Pode parecer simpática a idéia do governo de criar locais especiais e seguros para os dependentes de droga, evitando o risco de seringas contaminadas e outros perigos que cercam a "dependência" - inclusive prestando uma assistência médica adequada.
Não chega a ser novidade. João do Rio escreveu antológica reportagem sobre as Casas de Ópio, onde os usuários podiam consumir livre e seguramente o que mais desejavam. Aliás, casas semelhantes existiam não apenas em todo o Oriente mas em Paris, Londres, Berlim, em todo o mundo.
A idéia resolve o problema do dependente que se encontra em último estágio, tal como as clínicas especializadas abrigam alcoólicos e muitas vezes os curam. Mas não acaba com o uso generalizado da droga - e aí temos duas questões: a da saúde dos usuários e a do crime organizado, que tem na droga o sustentáculo financeiro e logístico.

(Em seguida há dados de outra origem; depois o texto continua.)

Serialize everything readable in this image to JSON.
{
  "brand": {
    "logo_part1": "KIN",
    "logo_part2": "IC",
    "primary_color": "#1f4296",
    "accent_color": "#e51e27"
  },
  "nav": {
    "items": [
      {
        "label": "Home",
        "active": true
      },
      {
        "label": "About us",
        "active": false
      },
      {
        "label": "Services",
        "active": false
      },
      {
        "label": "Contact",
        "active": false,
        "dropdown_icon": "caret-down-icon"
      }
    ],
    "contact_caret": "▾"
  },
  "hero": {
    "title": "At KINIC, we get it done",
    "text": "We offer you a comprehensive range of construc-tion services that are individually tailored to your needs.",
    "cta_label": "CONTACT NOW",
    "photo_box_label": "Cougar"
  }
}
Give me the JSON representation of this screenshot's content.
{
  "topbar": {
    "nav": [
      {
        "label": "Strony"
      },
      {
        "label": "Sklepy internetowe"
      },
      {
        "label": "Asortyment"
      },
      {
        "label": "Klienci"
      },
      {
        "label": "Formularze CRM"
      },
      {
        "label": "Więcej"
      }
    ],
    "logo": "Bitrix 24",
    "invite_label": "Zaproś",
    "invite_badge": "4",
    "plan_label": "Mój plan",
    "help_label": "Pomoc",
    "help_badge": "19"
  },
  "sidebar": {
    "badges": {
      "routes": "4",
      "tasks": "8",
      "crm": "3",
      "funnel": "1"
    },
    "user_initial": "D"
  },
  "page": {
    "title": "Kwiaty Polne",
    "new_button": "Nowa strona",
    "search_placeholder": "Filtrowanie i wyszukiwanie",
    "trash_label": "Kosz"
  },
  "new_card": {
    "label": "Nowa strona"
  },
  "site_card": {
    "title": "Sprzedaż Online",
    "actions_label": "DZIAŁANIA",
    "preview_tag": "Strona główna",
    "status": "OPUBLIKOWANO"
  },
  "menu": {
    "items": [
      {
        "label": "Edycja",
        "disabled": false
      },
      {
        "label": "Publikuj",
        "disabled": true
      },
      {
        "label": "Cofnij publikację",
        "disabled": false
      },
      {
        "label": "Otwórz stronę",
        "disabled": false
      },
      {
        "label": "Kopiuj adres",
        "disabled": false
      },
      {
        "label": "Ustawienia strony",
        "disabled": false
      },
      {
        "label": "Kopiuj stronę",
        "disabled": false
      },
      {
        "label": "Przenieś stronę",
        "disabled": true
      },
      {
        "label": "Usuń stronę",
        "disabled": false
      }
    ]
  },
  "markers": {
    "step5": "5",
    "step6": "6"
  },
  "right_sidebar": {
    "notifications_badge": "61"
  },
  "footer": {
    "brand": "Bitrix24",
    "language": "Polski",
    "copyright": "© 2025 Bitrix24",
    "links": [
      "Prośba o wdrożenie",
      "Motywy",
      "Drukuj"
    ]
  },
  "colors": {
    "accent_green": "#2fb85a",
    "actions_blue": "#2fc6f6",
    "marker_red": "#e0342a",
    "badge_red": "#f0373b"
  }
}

Pelo contrário. Em havendo um local para o consumo legal de droga, de uma forma ou de outra os traficantes terão de abastecer as ilhas de consumo, o que dará na mesma. Os não-dependentes continuarão na deles - e os traficantes também.
O caminho mais lúcido para combater o tráfico de drogas - que se relaciona estruturalmente com os consumidores, dependentes ou não - seria a liberação geral, tal como a do álcool e a do fumo, que também criam dependência e são nocivas à saúde. Sendo que o álcool também cria graves problemas sociais e policiais, com os crimes e acidentes que provoca. Uma campanha de esclarecimento - que já existe, mas de forma embrionária - poderia limitar, mas não acabar com o uso ou pelo menos com o abuso. Mas droga-se quem quer. Arrisca a saúde e a vida, mas arrisca a própria saúde e a própria vida.
O tráfico ameaça a saúde e a vida da sociedade inteira: os dependentes, os que se drogam por fastio ou moda e, finalmente, ameaça todos nós, drogados ou não.